When can I withdraw the money from the account?

The ECP is a retirement saving programme, which assumes that all funds are withdrawn after the participant reaches the age of 60. The withdrawal process is divided into stages. 25% of the accumulated funds will be withdrawn at one time, and the remaining 75% - in monthly instalments during the following 10 years. This form of withdrawal after reaching the age of 60 will not entail any additional costs or taxation.

An employee who, after receiving 25% of the accumulated funds, wishes to withdraw the remaining 75% in fewer instalments or all at once, will have to pay a tax charge.

What if I would like to withdraw my money earlier?

As participation in the ECP is not mandatory, the funds can be withdrawn at any moment, but this will entail additional charges.
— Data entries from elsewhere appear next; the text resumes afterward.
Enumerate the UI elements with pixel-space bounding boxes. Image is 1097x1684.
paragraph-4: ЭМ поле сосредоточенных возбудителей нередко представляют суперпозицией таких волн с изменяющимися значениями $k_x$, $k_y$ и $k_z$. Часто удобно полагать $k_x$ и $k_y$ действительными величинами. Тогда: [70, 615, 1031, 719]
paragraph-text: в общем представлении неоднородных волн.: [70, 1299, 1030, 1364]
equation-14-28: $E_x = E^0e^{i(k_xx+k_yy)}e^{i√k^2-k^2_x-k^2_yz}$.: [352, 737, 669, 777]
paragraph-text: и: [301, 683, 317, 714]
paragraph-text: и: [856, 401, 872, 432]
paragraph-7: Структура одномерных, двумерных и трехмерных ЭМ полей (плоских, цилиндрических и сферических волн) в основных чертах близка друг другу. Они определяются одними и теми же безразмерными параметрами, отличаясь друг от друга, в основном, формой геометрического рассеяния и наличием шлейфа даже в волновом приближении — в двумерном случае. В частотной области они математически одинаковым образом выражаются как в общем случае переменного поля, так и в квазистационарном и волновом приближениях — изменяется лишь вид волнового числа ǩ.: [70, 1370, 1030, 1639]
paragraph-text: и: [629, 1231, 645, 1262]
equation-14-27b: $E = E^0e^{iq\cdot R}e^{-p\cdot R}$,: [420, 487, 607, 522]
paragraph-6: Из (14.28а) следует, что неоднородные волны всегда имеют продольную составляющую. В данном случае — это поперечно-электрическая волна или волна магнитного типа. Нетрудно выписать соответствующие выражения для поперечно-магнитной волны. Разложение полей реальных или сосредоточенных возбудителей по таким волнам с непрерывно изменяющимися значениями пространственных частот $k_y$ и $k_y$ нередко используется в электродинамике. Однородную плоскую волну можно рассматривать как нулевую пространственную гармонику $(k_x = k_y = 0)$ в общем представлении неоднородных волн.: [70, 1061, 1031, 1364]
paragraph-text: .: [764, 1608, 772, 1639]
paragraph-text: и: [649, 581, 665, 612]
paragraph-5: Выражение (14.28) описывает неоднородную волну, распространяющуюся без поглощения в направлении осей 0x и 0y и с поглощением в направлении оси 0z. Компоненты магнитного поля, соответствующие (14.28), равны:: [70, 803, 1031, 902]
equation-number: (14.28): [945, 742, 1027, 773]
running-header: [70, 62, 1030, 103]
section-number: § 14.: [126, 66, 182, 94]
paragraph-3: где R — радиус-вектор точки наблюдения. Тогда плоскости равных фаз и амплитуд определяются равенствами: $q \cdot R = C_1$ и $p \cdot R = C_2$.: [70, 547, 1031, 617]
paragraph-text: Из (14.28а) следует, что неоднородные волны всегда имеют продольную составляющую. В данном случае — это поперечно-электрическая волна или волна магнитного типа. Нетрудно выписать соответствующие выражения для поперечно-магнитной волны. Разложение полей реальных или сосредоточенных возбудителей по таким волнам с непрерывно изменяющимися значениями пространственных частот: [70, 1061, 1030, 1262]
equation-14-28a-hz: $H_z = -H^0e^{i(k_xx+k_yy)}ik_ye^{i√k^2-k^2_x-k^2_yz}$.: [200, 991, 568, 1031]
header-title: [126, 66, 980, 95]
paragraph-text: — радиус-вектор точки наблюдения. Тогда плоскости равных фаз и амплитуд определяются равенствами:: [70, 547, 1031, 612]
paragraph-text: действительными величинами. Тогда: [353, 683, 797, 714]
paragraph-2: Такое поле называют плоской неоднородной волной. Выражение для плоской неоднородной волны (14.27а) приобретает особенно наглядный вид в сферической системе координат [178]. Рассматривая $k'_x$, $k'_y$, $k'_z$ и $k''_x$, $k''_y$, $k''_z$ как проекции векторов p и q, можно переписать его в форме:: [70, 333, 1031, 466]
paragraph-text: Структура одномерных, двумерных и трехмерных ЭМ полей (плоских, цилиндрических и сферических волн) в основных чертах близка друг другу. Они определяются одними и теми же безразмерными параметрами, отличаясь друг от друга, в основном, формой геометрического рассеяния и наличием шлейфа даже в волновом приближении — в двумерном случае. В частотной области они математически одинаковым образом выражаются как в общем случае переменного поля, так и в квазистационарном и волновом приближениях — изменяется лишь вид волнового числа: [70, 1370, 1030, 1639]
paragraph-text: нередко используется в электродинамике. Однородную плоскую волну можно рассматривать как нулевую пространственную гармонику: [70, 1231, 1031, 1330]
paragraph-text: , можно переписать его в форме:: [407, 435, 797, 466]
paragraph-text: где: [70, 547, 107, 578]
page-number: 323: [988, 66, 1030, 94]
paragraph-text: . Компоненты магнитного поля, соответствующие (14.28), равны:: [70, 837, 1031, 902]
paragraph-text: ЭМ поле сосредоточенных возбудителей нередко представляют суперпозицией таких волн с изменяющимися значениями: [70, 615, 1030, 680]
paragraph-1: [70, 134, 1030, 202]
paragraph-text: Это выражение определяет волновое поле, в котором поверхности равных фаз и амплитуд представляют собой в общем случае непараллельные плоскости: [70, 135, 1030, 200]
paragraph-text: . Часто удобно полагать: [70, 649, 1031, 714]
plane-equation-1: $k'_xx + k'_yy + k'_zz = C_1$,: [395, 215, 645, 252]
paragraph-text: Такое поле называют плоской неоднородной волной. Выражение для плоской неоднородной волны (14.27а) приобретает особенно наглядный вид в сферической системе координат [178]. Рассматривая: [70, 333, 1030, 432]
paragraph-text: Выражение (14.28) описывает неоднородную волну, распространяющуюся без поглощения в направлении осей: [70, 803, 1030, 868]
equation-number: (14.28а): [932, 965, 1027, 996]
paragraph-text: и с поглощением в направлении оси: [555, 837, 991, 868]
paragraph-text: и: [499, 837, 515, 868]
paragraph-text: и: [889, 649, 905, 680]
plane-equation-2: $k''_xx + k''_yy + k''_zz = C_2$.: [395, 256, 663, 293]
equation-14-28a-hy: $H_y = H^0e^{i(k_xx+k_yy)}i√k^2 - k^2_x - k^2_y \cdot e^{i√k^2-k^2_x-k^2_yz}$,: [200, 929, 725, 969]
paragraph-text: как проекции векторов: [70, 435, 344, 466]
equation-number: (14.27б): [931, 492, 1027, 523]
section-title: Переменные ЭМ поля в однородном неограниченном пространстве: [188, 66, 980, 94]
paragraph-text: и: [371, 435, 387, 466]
If the money is withdrawn before reaching the age of 60, the amount will be reduced by:

  • the surcharge from the state
  • capital gains tax
  • 30% of the amount paid by the employer, which will be transferred to the Social Insurance Institution as the employee’s pension contribution

The funds can be withdrawn without the deductions in exceptional situations, such as:

  • serious illness of the ECP participant, his or her spouse or child (up to 25% of the accumulated funds, with no return obligation)
  • for people under the age of 45 – to cover residential mortgage down payment, for buying a flat of building a house (up to 100% of the accumulated funds, with a 15-year return obligation)

What will happen to the accumulated funds if the participant dies before the age of 60?

The funds accumulated in the ECP are fully inherited pursuant to the general rules of the Polish inheritance law. The beneficiaries can also be appointed by submitting the relevant decision to the investment fund.

Will I be able to check the balance of my account?

After joining the ECP, the investment fund will contact every participant providing him or her with the login and password to the system, enabling the participant to check the account balance, check how the funds are invested or, possibly, request changes in one’s personal data or investments.

What if I have already been enrolled in the ECP by my previous employer?

If a new employee was or is the ECP participant as part of another employment, he or she may transfer the previously accumulated funds to one specific investment fund of the selected employer or leave the money at two different investment funds and continue gathering them in two different accounts.